Return to: How Do I Know If the Research Is Trustworthy?
Who were the participants in the study? How were they selected?
The research report should describe the number of participants in the study, as well as their characteristics. This includes not only the characteristics of persons, but also those of entities such as schools and districts. Look for characteristics that could influence the results such as the following:
- Student characteristics – Grade level, gender, socioeconomic status, ethnicity, language status (e.g., second language learner), prior student achievement
- Teacher (classroom) characteristics – Experience, grade level, class size, subject area, preparation, certification status
- School characteristics – Number of students, teachers, paraprofessionals, administrators and other certified staff; location; grade levels; socioeconomic status; ethnicity of students; mean student achievement data
- District characteristics – Number and grade levels of schools; number of students; number and types of teachers, administrators and other certified staff; location; community characteristics.
The study should describe how the participants were selected for the study sample
. Most researchers do not have the luxury of selecting a random sample
from a population
of participants. An exception is the U.S. Department of Education, which conducts random sampling to collect education survey data. If the sample is not random, then conclusions about the population based on the sample can be erroneous.
Valid conclusions can be made only about the sample of participants in the study.
A related issue is how participants were assigned to the different comparison groups in the study. Without random assignment, selection bias can occur. For example, if a researcher selected teachers to participate in one of two types of professional development based on school location, the results could be influenced by characteristics of the schools rather than the professional development.
Here are some examples of studies with and without random assignment:
Example of a study with random assignment:
A researcher uses an experimental research design
to study whether teacher professional development increases student achievement. Prior to the beginning of the school year, half the 4th-grade teachers in a school district are randomly assigned to receive professional development in reading and the other half are randomly assigned to receive no professional development in reading. At the end of the school year, the achievement gains in reading by the students of the two groups of teachers are compared. It is assumed that because teachers were randomly assigned to the two groups, teacher characteristics that might influence reading achievement favor neither the treatment group nor the control group.

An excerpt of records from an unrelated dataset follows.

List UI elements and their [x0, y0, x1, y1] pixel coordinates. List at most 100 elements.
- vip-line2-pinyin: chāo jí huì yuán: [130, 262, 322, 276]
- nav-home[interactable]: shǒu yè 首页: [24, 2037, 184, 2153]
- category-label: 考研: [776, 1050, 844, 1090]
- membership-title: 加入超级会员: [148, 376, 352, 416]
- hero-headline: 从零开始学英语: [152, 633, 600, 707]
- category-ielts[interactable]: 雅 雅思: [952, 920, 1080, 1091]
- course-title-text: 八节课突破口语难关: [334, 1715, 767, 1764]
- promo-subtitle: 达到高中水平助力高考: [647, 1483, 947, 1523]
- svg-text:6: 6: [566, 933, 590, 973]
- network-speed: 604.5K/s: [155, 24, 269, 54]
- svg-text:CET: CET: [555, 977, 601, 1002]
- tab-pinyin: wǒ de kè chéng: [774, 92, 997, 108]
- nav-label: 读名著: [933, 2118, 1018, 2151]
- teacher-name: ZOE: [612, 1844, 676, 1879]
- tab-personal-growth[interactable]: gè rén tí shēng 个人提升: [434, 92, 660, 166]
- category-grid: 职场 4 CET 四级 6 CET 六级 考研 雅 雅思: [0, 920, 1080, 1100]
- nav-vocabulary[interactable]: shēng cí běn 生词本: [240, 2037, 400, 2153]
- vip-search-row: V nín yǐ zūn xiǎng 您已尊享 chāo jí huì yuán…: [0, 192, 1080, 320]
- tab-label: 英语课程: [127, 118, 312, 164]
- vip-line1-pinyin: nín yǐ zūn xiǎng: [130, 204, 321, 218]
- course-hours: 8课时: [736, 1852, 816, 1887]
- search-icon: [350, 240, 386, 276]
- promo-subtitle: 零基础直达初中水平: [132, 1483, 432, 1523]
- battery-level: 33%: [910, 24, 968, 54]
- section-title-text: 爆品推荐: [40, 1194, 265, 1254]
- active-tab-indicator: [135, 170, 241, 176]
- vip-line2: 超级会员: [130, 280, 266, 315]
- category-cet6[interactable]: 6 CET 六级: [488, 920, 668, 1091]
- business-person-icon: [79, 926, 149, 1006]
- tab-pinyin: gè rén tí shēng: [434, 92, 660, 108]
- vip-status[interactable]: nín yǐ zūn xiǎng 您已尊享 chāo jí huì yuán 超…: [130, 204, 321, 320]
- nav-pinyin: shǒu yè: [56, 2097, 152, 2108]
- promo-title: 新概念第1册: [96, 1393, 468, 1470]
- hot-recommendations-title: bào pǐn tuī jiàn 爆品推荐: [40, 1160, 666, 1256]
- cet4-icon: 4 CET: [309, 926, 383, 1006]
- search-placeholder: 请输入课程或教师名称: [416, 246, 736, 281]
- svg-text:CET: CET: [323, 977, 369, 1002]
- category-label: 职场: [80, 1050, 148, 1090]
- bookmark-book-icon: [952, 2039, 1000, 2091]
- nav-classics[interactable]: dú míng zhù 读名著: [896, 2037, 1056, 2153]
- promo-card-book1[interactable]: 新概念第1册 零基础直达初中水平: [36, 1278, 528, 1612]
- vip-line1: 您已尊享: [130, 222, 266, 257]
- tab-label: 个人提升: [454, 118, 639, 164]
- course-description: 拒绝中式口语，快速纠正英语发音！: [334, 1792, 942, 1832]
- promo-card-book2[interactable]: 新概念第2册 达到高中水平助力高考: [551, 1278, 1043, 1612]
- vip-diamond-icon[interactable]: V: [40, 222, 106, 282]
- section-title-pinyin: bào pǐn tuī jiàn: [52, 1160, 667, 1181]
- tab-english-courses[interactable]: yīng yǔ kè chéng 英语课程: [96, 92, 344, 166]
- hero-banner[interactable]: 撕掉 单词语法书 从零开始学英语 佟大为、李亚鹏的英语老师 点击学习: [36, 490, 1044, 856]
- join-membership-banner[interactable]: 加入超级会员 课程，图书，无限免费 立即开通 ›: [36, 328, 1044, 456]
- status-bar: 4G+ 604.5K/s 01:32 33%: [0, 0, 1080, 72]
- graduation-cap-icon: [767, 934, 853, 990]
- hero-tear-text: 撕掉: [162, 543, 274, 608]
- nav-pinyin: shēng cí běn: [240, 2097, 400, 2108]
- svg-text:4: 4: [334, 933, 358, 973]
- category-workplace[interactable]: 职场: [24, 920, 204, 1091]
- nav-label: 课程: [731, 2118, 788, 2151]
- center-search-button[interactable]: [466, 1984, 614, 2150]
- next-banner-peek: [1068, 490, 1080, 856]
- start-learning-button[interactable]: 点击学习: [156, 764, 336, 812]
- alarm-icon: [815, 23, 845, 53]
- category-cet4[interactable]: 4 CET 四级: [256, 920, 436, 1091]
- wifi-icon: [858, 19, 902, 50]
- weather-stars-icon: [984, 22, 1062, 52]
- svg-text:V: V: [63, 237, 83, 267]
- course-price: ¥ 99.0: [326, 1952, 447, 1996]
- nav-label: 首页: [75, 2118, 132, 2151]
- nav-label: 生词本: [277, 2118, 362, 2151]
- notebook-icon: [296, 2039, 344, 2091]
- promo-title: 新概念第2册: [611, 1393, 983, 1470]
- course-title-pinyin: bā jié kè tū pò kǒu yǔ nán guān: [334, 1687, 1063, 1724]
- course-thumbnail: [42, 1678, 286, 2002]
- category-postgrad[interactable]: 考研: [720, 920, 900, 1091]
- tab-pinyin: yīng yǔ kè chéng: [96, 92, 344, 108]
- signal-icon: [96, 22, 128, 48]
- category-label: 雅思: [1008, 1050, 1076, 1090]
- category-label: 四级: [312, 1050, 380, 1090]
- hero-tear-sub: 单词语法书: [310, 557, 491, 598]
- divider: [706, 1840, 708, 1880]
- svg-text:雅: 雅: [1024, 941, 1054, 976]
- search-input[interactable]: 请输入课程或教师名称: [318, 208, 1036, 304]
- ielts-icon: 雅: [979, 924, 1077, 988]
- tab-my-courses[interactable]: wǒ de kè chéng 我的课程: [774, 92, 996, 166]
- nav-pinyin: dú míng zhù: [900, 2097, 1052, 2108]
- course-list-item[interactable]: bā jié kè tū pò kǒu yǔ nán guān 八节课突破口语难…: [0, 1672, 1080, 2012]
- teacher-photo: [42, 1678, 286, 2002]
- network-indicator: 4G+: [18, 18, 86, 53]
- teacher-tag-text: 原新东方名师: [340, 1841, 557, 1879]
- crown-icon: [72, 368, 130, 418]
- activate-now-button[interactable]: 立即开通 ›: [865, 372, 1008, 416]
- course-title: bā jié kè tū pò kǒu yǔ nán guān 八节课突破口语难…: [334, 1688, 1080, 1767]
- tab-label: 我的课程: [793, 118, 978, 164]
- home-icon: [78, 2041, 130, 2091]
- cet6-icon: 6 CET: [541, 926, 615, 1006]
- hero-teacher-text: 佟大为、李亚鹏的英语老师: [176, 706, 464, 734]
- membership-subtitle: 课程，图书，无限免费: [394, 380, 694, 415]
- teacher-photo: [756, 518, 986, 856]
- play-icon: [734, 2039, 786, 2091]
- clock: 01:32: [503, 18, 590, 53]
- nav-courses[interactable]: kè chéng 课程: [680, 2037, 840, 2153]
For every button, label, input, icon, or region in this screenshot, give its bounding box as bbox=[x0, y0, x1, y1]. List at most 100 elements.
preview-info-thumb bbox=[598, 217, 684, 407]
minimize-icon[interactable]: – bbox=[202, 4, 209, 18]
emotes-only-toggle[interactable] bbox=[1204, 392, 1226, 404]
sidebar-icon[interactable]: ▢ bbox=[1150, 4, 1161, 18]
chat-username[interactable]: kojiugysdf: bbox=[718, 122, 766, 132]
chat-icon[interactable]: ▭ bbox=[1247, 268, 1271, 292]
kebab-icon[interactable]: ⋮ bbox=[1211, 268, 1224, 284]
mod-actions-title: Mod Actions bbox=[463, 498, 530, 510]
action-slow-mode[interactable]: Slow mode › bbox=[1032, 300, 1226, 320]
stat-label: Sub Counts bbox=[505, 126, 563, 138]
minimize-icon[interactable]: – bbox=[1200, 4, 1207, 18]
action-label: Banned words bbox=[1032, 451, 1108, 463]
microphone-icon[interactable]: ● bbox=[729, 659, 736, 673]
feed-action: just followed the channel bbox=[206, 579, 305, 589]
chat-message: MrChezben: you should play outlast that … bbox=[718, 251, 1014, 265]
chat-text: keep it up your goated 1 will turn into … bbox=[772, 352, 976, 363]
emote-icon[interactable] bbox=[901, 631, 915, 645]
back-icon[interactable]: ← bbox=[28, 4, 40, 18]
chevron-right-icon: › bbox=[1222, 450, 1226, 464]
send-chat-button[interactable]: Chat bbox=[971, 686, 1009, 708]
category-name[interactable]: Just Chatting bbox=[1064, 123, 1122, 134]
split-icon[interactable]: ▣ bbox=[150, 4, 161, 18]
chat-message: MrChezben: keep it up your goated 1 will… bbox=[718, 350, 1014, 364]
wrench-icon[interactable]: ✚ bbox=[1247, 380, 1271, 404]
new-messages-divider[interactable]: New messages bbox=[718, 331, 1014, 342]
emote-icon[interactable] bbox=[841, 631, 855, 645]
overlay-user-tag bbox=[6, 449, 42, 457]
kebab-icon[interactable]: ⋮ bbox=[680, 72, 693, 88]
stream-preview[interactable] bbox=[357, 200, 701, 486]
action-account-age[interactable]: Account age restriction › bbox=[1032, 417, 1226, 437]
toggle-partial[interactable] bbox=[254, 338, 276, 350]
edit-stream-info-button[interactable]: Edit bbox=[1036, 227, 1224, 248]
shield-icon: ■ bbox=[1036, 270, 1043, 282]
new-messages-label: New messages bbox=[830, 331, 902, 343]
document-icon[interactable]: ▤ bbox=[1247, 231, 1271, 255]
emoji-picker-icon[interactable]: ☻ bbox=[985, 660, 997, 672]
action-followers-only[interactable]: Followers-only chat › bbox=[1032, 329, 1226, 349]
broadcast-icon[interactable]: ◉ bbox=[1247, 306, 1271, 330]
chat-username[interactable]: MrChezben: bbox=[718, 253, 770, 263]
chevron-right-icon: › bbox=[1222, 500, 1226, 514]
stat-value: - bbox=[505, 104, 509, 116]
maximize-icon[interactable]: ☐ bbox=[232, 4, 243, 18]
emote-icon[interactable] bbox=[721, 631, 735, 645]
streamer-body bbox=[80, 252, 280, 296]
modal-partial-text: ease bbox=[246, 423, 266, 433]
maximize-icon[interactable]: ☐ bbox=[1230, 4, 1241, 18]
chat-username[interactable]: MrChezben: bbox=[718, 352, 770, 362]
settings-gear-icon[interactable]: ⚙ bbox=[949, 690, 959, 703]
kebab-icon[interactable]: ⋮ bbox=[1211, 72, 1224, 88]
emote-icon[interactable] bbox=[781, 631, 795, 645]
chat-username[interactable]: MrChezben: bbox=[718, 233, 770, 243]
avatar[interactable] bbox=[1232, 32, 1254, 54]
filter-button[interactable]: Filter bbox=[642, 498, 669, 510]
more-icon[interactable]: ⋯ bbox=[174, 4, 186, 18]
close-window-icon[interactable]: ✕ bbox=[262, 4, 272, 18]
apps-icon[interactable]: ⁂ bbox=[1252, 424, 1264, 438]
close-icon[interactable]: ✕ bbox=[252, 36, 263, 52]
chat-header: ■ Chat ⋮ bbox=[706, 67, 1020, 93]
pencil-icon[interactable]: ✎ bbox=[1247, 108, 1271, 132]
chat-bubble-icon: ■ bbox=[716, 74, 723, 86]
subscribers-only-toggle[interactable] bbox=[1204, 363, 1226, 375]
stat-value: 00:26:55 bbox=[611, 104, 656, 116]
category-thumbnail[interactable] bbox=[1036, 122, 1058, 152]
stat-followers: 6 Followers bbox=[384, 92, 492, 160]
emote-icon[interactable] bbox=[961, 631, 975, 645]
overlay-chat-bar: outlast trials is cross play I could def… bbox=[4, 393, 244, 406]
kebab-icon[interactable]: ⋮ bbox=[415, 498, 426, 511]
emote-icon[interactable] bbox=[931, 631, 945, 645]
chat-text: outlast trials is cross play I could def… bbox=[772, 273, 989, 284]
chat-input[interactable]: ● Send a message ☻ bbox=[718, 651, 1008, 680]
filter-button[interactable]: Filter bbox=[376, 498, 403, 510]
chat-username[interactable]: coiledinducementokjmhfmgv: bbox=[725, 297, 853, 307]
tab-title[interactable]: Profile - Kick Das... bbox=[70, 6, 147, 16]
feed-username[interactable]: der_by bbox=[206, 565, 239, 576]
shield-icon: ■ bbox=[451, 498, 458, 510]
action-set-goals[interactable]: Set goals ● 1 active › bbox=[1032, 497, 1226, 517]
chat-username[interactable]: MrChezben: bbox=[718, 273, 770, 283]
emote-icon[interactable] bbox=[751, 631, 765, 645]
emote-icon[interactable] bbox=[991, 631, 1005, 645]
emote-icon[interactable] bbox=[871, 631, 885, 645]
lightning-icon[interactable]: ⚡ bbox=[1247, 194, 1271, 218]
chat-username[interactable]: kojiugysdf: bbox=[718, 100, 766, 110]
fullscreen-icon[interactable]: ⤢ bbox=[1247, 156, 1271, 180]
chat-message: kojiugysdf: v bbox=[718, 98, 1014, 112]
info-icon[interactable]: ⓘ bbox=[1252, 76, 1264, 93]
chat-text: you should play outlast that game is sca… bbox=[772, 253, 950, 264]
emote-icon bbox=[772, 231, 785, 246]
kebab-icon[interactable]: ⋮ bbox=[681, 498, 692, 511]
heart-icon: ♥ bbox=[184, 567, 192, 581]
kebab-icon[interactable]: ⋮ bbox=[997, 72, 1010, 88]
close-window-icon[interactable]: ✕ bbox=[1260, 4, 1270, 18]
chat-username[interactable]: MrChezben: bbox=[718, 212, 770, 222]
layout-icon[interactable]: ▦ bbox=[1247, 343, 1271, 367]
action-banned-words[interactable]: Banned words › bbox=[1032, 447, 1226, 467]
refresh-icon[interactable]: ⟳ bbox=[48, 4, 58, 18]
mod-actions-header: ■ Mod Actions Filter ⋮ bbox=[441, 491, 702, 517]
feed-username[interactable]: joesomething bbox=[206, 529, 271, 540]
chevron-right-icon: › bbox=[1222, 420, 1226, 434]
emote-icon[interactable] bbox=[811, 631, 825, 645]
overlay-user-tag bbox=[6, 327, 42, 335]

Example of a study without random assignment:
A researcher uses a quasi-experimental research design to study whether teacher professional development increases student achievement. The researcher assigns teachers in School A to the treatment group. For the control group, the researcher finds a school with school and teacher characteristics similar to those of School A (e.g., similar student achievement, similar teacher qualifications). When matching is used, the researcher should report how the groups were matched and the degree to which matching was successful (i.e., the similarity of the matched groups).
Example of a comparative descriptive study:
A researcher conducts a study to determine whether teacher professional development is related to increased student achievement. The researcher examines the achievement gains in reading by students of teachers in two schools. In one school the teachers had participated in professional development in reading, while in another school the teachers had no professional development. This type of comparative descriptive study is called ex post facto because the research started after the fact – that is, after the professional development occurred.
On face value, this descriptive comparative study seems very similar to an experiment. The researchers, however, did not select teachers to participate in the two groups. In addition, the researchers did not implement the treatment (the professional development). While this study might be informative, a conclusion that professional development increased student achievement scores would be invalid. In a descriptive study, due to selection bias and the absence of treatment manipulation, the only conclusion that can be justified is about association, not causation.
Good education research also seeks to limit the impact of extraneous variables
regarding study participants. Extraneous variables are characteristics of participants and aspects of the study that are not intended to influence the results. Look for studies that use random assignment, matching
or statistical controls
, or that keep characteristics constant (e.g., using teachers with the same amount of experience), as ways to control extraneous factors.